Tuesday, August 13, 2013

Exploring Heisenberg, or, a Few Hundred Words about a Single, Freeze-framed Facial Expression


Breaking Bad is justly considered the greatest serial drama ever produced, I think, at least partly because it charts in such painstaking detail the acceptance of change as enacted through a human face. We see each detail of consciously choosing to do the wrong thing as enacted through a face that shows no regret. That's the thing about a face--it shows what the soul consists of, and souls are not half-formed things, but complete remnants of the choices and habits we engage in every hour.

People know what and who they are to a certain extent--if we did not have at least semi-workable/plausible narratives to operate according to, we would be complete nomads, incapable of holding a job or paying rent or doing anything that relies on a basic measure of steadiness. Telling ourselves something about ourselves every day is a basic human necessity, like food, water, air, and orgasm. A soul is a definitive expression of what the true being of a person is, and the face of that person fairly directly communicates this. To live is to make a choice every day and to be aware of this choice and to accept it.
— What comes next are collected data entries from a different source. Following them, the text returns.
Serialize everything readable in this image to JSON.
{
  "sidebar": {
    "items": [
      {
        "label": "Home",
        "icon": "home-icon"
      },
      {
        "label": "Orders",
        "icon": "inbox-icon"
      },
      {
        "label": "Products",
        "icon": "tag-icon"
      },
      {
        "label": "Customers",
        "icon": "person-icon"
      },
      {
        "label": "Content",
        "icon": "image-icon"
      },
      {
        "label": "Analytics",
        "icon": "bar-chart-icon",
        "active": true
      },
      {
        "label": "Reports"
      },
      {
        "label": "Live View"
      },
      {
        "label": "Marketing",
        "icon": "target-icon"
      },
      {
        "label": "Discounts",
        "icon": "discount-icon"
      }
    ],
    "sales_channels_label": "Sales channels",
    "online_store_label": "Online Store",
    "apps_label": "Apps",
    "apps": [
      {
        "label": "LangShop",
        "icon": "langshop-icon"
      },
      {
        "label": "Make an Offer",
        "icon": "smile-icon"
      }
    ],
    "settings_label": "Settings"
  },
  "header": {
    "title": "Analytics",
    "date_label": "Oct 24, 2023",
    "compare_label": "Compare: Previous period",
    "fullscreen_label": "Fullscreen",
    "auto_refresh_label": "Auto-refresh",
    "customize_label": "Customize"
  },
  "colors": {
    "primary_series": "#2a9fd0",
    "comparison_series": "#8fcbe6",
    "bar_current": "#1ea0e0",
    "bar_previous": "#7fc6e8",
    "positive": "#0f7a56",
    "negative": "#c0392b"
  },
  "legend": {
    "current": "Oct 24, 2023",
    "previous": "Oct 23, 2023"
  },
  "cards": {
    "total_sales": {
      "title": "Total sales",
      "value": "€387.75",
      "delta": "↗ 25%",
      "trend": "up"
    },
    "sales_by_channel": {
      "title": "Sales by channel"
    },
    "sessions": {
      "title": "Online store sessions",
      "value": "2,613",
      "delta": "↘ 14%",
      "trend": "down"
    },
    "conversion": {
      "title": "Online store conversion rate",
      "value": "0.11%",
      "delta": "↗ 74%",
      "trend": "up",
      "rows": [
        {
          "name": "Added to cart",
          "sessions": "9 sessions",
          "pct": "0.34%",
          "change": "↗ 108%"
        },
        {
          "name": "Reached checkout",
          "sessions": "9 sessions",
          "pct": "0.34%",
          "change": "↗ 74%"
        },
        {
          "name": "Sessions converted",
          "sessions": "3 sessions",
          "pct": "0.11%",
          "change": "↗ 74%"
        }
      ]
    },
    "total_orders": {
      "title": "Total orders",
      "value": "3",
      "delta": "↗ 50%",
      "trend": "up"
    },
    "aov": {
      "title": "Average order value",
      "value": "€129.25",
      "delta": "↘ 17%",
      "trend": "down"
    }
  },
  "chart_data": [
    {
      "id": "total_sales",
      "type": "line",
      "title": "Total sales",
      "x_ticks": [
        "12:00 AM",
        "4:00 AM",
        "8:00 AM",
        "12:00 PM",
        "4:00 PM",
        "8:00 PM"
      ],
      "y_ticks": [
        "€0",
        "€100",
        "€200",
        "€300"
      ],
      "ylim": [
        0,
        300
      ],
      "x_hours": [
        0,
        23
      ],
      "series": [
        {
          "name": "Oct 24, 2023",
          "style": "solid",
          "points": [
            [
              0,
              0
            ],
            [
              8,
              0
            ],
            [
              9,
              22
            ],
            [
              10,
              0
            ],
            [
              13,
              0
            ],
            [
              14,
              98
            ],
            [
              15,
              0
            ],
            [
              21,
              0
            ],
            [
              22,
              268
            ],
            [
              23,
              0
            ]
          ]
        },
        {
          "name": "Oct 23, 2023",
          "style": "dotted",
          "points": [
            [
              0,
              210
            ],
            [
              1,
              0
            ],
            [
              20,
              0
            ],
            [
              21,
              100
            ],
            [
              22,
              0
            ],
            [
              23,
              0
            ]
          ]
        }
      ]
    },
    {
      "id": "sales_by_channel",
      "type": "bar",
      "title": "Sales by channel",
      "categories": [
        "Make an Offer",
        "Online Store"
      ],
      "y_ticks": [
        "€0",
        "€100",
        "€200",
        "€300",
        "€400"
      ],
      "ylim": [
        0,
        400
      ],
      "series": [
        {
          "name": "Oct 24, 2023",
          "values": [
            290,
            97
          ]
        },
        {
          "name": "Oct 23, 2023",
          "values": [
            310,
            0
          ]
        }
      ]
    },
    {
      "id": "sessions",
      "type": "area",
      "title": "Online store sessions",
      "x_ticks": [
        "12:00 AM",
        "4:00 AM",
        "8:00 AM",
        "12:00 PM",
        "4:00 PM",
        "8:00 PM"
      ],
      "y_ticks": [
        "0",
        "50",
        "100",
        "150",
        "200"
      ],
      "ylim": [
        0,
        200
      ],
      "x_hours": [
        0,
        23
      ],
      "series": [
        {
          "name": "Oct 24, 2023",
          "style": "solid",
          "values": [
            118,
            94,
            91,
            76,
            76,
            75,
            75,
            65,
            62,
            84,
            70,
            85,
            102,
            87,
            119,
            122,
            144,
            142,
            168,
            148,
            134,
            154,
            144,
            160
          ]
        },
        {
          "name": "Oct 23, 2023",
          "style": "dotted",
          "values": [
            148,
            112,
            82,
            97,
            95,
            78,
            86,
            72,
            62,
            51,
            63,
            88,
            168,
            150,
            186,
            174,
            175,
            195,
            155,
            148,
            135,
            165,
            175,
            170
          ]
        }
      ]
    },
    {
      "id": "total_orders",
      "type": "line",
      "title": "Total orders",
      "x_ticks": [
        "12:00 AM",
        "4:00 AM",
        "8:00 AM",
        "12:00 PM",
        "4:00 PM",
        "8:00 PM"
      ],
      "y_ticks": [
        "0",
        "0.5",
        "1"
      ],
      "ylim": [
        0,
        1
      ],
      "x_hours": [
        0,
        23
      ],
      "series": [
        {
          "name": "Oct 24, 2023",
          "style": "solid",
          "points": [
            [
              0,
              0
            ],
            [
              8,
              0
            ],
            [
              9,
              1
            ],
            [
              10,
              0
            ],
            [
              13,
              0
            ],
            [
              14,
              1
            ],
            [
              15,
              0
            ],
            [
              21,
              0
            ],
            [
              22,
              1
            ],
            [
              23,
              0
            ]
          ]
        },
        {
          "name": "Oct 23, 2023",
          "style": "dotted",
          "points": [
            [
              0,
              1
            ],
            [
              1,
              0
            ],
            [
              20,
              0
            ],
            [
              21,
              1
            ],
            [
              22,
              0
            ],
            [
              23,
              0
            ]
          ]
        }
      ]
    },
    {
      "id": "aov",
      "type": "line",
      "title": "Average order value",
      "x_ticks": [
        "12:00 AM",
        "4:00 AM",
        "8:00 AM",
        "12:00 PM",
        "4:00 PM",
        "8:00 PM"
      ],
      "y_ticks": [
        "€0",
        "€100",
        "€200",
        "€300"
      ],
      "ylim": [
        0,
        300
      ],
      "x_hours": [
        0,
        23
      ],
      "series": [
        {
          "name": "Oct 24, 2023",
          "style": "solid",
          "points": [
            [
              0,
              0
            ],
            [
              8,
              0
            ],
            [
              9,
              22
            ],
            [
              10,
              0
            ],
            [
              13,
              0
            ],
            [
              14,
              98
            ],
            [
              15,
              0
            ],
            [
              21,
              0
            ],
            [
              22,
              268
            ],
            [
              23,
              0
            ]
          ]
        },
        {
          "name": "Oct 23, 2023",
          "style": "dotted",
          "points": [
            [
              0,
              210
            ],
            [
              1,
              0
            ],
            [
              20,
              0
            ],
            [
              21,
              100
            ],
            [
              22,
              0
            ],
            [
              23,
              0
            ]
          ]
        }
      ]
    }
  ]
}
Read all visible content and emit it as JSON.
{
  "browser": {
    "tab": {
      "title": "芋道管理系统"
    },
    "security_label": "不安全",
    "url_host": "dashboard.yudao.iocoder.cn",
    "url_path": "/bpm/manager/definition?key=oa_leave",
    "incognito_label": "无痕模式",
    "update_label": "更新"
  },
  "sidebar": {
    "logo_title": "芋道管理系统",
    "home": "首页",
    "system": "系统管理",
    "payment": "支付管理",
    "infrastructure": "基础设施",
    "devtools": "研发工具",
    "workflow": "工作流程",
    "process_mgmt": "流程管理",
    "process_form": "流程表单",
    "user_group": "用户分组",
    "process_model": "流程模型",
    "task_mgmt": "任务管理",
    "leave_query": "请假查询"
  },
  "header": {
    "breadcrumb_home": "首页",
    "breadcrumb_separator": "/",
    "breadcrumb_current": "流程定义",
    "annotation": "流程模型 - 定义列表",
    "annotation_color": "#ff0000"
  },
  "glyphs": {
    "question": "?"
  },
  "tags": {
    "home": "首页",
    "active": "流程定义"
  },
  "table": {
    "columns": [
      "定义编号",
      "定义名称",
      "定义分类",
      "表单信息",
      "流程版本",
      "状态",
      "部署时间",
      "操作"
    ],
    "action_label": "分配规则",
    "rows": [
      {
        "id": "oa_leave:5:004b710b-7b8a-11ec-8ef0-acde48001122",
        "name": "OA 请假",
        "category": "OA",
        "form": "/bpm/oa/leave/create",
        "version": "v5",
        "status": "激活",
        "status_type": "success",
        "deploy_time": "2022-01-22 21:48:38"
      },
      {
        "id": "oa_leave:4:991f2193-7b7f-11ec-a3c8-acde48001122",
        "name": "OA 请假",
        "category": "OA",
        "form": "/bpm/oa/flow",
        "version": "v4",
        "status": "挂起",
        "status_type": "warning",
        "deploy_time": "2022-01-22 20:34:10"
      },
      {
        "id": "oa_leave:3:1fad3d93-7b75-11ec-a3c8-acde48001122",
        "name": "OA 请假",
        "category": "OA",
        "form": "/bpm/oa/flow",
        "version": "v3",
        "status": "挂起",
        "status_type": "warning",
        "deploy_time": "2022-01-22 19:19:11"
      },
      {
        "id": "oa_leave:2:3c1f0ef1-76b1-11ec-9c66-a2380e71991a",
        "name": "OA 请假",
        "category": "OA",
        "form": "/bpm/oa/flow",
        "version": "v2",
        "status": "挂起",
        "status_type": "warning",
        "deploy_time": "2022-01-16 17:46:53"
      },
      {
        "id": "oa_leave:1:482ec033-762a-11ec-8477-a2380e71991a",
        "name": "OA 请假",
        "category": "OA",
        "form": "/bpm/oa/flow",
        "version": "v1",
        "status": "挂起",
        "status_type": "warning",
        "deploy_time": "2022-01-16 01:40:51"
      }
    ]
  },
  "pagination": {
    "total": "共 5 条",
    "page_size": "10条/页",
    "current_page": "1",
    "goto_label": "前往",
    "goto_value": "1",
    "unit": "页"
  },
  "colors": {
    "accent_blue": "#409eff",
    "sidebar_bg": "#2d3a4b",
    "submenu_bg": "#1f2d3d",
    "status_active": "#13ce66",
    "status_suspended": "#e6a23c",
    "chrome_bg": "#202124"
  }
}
I don't think that quite enough has been made of just how aware Walter White has been of his choices. The image above shows exactly this--he knows that he will have to kill Hank, and this has become part of his being to such an extent that there is no question at all in his mind that he will do it. It is a foregone conclusion, like gravity or the sun rising, that he will brutally murder anyone who threatens him in any way, as if he, Heisenberg/Walter White, the killer, has no choice in the matter, and the fact that he has no choice is not even big news to him.

What an impressive level of being it must be to not deliberate, but to know as fully as water knows which direction to flow what needs to be done, and to know fully well that it will be done, because you have done it before. This is the beautiful, admirable, enviable thing about Heisenberg, and about the resolute aspect of this facial expression.

But, of course, it is all in the service of evil--and the truly bad thing about joining this absolute, classical excellence, this Kierkegaardian purity of heart and singleness of willing, of being so in control of one's bodily and psychical resources that an emergent problem is pitied because of how completely you know it will be dealt with, with evil, is how it shows a fundamental ugliness of human nature--the kind of forceful purity attending singularity of purpose so perfectly displayed by Heisenberg here has perhaps no un-evil counterpart.

It is perhaps not impossible to attain the fullness of being displayed above in service of selflessness, charity, or some other manner of positive behavior--but it's unclear as of this writing how exactly it would result to the above pictured/described order of complete self-knowledge. Perhaps the real allure of becoming evil for Walter White was not love of harming others or of earning millions in a matter of weeks, but the cheap, shortcut access to self-knowledge and self-awareness. He is a fuller man than a genuinely good person like Hank could ever be--but is such fullness Icarian?